- Born: 28 August 1959 (age 66) Bern
- Occupation: Classical tenor

= Jörg Dürmüller =

Swiss classical tenor

Jörg Dürmüller (born 28 August 1959 in Bern) is a Swiss classical tenor in concert and opera.

== Biography ==
Dürmüller studied violin and voice at the conservatory of Winterthur and took voice master classes with Edith Mathis, Christa Ludwig and Hermann Prey.

As a concert singer, Dürmüller has appeared as the Evangelist in Bach's Passions and in his cantatas. He took part in the project of Ton Koopman to record the complete vocal works of Johann Sebastian Bach with the Amsterdam Baroque Orchestra & Choir. He is also a soloist in the ongoing project Dieterich Buxtehude – Opera Omnia of the same ensemble to record the complete works of Dieterich Buxtehude. He sang the tenor part of Haydn's The Creation at the Rheingau Musik Festival 2009 under Enoch zu Guttenberg.
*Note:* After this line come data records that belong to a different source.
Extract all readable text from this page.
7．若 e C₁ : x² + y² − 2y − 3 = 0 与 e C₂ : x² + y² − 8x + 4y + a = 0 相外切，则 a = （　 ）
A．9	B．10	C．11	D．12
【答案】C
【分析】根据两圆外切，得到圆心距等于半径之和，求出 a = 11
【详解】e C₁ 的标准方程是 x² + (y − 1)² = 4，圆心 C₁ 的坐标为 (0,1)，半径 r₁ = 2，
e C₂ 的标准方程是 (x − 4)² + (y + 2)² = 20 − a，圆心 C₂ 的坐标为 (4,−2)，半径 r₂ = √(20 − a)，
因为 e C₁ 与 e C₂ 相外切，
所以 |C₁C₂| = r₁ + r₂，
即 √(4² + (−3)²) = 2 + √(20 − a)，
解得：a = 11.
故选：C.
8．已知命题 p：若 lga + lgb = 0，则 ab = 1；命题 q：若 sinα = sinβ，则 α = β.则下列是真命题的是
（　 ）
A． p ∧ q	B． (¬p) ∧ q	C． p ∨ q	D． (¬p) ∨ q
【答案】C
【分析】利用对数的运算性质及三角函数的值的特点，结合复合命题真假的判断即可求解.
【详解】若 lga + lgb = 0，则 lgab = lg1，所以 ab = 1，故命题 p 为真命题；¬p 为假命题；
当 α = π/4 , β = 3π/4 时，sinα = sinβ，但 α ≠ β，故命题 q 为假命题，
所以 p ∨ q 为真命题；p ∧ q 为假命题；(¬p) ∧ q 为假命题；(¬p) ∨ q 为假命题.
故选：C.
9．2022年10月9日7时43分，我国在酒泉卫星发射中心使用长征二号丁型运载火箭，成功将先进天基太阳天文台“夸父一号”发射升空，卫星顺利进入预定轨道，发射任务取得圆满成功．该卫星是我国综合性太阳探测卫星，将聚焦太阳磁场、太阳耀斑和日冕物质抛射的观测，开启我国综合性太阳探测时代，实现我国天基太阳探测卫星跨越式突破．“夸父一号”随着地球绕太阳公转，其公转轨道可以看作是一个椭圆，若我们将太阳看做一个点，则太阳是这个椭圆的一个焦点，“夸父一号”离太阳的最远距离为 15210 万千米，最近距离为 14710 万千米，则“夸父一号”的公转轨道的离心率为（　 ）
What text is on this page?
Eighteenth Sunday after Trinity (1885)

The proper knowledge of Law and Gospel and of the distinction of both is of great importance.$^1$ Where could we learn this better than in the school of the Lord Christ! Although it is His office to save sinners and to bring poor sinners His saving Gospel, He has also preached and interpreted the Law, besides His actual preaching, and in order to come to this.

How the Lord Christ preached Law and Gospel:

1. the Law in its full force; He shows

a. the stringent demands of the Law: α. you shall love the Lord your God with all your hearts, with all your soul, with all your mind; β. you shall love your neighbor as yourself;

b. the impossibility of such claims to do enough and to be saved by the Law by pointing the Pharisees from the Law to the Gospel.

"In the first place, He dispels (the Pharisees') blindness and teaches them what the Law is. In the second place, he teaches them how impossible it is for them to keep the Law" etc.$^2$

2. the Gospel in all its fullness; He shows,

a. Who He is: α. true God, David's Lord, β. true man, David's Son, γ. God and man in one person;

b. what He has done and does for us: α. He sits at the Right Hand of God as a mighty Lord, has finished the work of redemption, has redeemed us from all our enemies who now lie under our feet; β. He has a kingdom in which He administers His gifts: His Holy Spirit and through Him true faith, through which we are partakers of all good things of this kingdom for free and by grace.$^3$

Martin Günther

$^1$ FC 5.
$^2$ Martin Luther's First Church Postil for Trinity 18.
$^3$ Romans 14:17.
On the opera stage he was engaged first in Bielefeld in 1987 for five years and at the Vienna Volksoper from 1997 where he appeared in Mozart operas, as Tamino in The Magic Flute, Ferrando in Così fan tutte and Ottavio in Don Giovanni, and as Don Ramiro in Rossini's La Cenerentola. As a freelance artist he has performed at the Komische Oper Berlin, among others.

==Recordings==
Recordings of Dürmüller have been released by Virgin Classics, Harmonia Mundi, Deutsche Grammophon, Orfeo International Music Munich, and Erato.